TORONTO (Reuters) - Canada’s major internet service providers must lower the wholesale rates they charge smaller rivals for access to their networks, the country’s telecom regulator said on Thursday, saying it would protect consumer choice.
The Canadian Radio-television and Telecommunications Commission said it has set lower interim rates that established providers - including BCE Inc, Rogers Communications Inc and Telus Corp - can charge to resellers, calling some of the companies’ own proposals “not just and reasonable.”
“Canadians’ access to a choice of broadband internet services would have been at stake had we not revised these rates,” CRTC chair Jean-Pierre Blais said in a statement.
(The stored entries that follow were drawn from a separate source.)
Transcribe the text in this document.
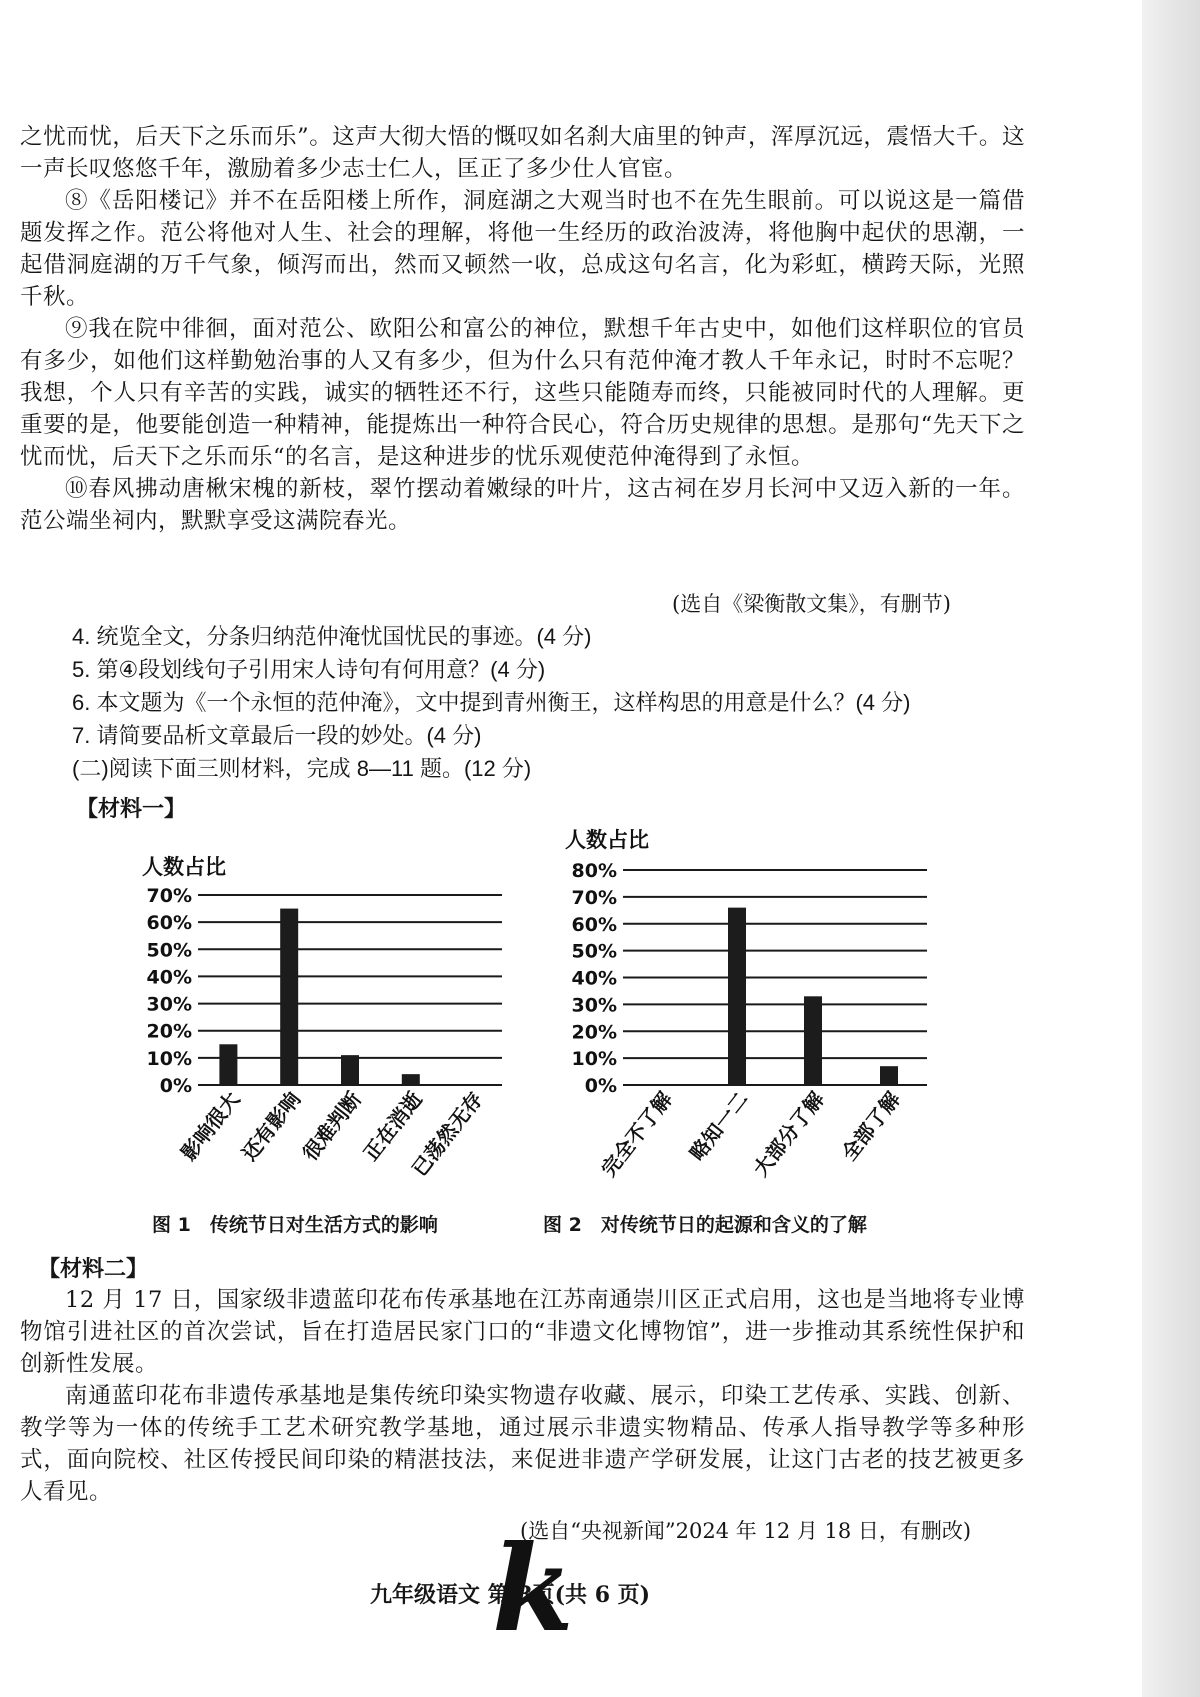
之忧而忧，后天下之乐而乐”。这声大彻大悟的慨叹如名刹大庙里的钟声，浑厚沉远，震悟大千。这一声长叹悠悠千年，激励着多少志士仁人，匡正了多少仕人官宦。

⑧《岳阳楼记》并不在岳阳楼上所作，洞庭湖之大观当时也不在先生眼前。可以说这是一篇借题发挥之作。范公将他对人生、社会的理解，将他一生经历的政治波涛，将他胸中起伏的思潮，一起借洞庭湖的万千气象，倾泻而出，然而又顿然一收，总成这句名言，化为彩虹，横跨天际，光照千秋。

⑨我在院中徘徊，面对范公、欧阳公和富公的神位，默想千年古史中，如他们这样职位的官员有多少，如他们这样勤勉治事的人又有多少，但为什么只有范仲淹才教人千年永记，时时不忘呢？我想，个人只有辛苦的实践，诚实的牺牲还不行，这些只能随寿而终，只能被同时代的人理解。更重要的是，他要能创造一种精神，能提炼出一种符合民心，符合历史规律的思想。是那句“先天下之忧而忧，后天下之乐而乐“的名言，是这种进步的忧乐观使范仲淹得到了永恒。

⑩春风拂动唐楸宋槐的新枝，翠竹摆动着嫩绿的叶片，这古祠在岁月长河中又迈入新的一年。范公端坐祠内，默默享受这满院春光。

(选自《梁衡散文集》，有删节)
4. 统览全文，分条归纳范仲淹忧国忧民的事迹。(4 分)
5. 第④段划线句子引用宋人诗句有何用意？(4 分)
6. 本文题为《一个永恒的范仲淹》，文中提到青州衡王，这样构思的用意是什么？(4 分)
7. 请简要品析文章最后一段的妙处。(4 分)
(二)阅读下面三则材料，完成 8—11 题。(12 分)
【材料一】
人数占比
0%
10%
20%
30%
40%
50%
60%
70%
影响很大
还有影响
很难判断
正在消逝
已荡然无存
人数占比
0%
10%
20%
30%
40%
50%
60%
70%
80%
完全不了解 略知一二
大部分了解 全部了解
图 1　传统节日对生活方式的影响	图 2　对传统节日的起源和含义的了解
【材料二】

12 月 17 日，国家级非遗蓝印花布传承基地在江苏南通崇川区正式启用，这也是当地将专业博物馆引进社区的首次尝试，旨在打造居民家门口的“非遗文化博物馆”，进一步推动其系统性保护和创新性发展。

南通蓝印花布非遗传承基地是集传统印染实物遗存收藏、展示，印染工艺传承、实践、创新、教学等为一体的传统手工艺术研究教学基地，通过展示非遗实物精品、传承人指导教学等多种形式，面向院校、社区传授民间印染的精湛技法，来促进非遗产学研发展，让这门古老的技艺被更多人看见。

(选自“央视新闻”2024 年 12 月 18 日，有删改)
九年级语文 第 3页(共 6 页)
k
Rogers said it was disappointed by the setting of what it called arbitrary rates. BCE, Telus and Shaw declined to comment.
The providers were told in 2010 that they must allow smaller internet providers access to their high-speed fiber networks at the same speed they offer to their own customers, at cost plus a 10 percent markup.
In March the regulator asked for updated rate proposals since cost components had shifted and should have resulted in an overall reduction in rates.
Of the rate proposals received, only SaskTel’s was approved.
The other impacted companies are Cogeco Inc, Manitoba Telecom Services Inc, Shaw Communications Inc and Quebecor Inc’s Videotron.
The enforced rates vary by provider, and will be finalized at a later date following further study and consultation.